The Lord tells us of the blessings of following the laws that hold the universe together.

“And if you faithfully obey the voice of the Lord your God, being careful to do all his commandments that I command you today, the Lord your God will set you high above all the nations of the earth. And all these blessings shall come upon you and overtake you, if you obey the voice of the Lord your God. Blessed shall you be in the city, and blessed shall you be in the field. Blessed shall be the fruit of your womb and the fruit of your ground and the fruit of your cattle, the increase of your herds and the young of your flock. Blessed shall be your basket and your kneading bowl." (Deut 28:1-68)

Should He not warn us of the impending consequences that the innocent suffer when we don't? A warning is not a threat. The conditions of the laws of the Earth were generously described. The clear notice of the result of fracturing them in our lives is necessary. The Father gives us the instructions to guide us. He created the Earth and He knows how it works. The problems with our world are our doing, not His.

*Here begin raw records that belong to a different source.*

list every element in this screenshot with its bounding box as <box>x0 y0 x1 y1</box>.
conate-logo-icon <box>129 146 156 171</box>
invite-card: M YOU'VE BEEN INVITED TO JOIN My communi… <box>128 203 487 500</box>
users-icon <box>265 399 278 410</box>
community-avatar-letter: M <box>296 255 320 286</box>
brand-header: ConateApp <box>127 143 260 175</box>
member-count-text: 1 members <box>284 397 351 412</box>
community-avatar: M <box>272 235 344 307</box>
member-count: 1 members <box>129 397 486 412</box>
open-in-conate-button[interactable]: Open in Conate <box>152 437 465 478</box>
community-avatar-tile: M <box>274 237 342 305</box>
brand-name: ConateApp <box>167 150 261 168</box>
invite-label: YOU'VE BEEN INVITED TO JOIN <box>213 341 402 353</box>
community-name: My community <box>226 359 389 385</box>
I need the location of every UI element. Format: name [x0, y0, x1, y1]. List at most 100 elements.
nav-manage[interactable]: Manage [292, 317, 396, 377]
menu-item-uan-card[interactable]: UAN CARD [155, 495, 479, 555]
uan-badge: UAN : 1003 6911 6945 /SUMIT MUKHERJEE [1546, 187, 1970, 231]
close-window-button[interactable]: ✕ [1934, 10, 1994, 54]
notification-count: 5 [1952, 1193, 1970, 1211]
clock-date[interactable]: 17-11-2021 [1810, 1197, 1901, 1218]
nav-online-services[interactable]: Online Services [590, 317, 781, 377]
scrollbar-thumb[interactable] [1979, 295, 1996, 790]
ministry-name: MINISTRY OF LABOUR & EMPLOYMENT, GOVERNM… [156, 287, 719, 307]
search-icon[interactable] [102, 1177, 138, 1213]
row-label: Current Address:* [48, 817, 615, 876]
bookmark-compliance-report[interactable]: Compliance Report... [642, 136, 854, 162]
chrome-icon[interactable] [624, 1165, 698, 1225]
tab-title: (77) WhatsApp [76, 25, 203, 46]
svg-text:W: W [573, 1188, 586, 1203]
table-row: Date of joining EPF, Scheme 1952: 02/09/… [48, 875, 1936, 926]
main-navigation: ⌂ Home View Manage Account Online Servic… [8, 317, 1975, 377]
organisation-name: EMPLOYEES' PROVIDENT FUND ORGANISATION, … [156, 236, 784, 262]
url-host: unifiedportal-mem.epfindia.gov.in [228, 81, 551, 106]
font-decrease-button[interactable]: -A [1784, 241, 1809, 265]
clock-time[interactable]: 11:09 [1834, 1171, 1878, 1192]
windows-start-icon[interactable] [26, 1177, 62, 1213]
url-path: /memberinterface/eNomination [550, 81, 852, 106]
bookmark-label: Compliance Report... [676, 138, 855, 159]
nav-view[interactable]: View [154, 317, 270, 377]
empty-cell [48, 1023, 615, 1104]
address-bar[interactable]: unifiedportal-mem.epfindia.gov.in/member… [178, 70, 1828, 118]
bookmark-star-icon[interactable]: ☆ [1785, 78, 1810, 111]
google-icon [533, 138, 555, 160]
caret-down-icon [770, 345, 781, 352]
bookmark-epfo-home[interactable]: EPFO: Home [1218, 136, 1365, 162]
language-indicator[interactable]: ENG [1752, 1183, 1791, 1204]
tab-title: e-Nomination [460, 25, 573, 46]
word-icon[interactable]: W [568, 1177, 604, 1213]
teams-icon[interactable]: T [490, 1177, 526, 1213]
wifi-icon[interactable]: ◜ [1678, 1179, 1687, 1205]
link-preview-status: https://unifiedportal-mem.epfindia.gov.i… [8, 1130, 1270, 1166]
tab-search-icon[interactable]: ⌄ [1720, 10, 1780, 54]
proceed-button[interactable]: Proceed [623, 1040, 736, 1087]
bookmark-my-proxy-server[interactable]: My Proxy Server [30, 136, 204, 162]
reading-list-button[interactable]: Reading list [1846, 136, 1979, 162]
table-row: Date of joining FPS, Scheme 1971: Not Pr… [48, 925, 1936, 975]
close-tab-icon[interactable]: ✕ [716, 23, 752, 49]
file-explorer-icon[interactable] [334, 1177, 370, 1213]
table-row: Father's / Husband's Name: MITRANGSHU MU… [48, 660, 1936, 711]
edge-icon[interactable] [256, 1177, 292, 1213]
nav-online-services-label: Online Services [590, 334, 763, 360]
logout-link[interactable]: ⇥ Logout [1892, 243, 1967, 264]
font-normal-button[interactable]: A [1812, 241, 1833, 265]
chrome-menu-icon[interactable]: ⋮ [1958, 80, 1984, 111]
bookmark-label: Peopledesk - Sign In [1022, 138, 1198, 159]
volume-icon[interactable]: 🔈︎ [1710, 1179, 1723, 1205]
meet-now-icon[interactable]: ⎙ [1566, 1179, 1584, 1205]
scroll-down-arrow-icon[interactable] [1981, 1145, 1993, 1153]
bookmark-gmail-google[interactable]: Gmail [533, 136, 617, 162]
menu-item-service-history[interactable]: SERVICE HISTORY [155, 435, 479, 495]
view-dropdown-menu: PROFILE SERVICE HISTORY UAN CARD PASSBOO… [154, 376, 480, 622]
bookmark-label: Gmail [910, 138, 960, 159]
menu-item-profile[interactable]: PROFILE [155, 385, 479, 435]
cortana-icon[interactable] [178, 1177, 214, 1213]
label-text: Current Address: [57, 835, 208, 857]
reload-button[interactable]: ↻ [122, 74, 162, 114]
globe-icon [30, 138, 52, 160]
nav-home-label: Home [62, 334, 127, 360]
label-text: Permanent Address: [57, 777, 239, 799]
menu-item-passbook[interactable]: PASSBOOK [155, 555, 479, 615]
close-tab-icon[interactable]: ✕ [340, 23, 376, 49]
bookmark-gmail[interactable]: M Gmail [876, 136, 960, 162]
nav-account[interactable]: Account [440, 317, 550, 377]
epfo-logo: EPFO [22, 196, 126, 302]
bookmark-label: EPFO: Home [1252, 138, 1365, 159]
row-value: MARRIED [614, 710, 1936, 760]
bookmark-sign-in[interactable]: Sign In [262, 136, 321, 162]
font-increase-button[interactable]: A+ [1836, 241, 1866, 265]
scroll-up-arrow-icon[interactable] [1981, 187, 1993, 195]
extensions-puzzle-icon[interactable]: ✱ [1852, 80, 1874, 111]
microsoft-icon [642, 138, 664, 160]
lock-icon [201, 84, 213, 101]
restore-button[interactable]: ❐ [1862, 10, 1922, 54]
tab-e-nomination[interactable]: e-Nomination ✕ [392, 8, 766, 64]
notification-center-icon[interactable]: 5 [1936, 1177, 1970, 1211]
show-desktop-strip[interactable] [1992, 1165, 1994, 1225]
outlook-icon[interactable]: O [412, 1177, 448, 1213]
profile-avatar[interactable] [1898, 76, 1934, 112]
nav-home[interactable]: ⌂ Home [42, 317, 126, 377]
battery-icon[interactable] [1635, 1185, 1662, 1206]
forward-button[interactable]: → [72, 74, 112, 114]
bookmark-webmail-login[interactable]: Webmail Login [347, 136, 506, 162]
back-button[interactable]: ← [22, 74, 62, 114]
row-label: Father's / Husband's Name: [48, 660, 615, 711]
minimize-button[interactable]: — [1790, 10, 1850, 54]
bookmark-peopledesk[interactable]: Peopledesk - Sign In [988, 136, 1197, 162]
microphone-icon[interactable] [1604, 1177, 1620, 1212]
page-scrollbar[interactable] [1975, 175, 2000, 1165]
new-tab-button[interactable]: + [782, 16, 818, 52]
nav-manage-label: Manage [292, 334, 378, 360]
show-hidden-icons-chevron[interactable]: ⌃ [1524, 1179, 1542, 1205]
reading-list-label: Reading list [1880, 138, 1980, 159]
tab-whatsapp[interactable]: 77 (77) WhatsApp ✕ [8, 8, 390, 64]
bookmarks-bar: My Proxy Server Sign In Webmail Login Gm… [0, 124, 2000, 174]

If a pregnant woman opts to use meth, are not the consequences going to be upon her child? If she asked the Father if she should expose her unborn child to the damaging effects of the drug, would He give her the green light? Of course not. The results are not the Father's doing, but the doing of the person, with whom He endowed free will.

We might have been predestined to be His Beloved, but we were not preprogrammed. Free will is that wild, undomesticated variable that everyone is complaining about, even if they don't know that is what they are grumbling about. If there was no free will, there could be no devotion. If there could be no devotion, there could be no love. If there could be no love, there would be no benevolent purpose for God to make humankind.

Did God make Himself vulnerable? Yes. He chose to do that, as unfathomable as it sounds. He administered free will so that there could be an organic, true, passionate exchange between Him and humans...which was the point of making us in the first place.

Free will is a gift. Abuse of free will is a curse that affects those around us. If God intervened in the business of man to prevent any consequences from occurring on the innocent, He would be removing the freedom to choose Him. That is when you have a dictator.

The innocent must rise up and choose. The guilty must sit down and choose. Either way, choosing is a major part of the equation that reveals the truest heart of the Father to leave the door open for coming and going. He wants a loving bride, not a cornered robot. Our Father beckons, He does not force. What would be in it for Him if He did? Any "god" who calls for forced conversions, and confessions of loyalty out of fear is not really a god at all, but rather an agent of dictatorial wrath.

Consider this perspective when speaking with people who are angry at God for what others have done to them.

The plate HAS spun. Let free will ring. And let a courtship ensue in the freedom of choice; the only place where passion, connection, and true love lives.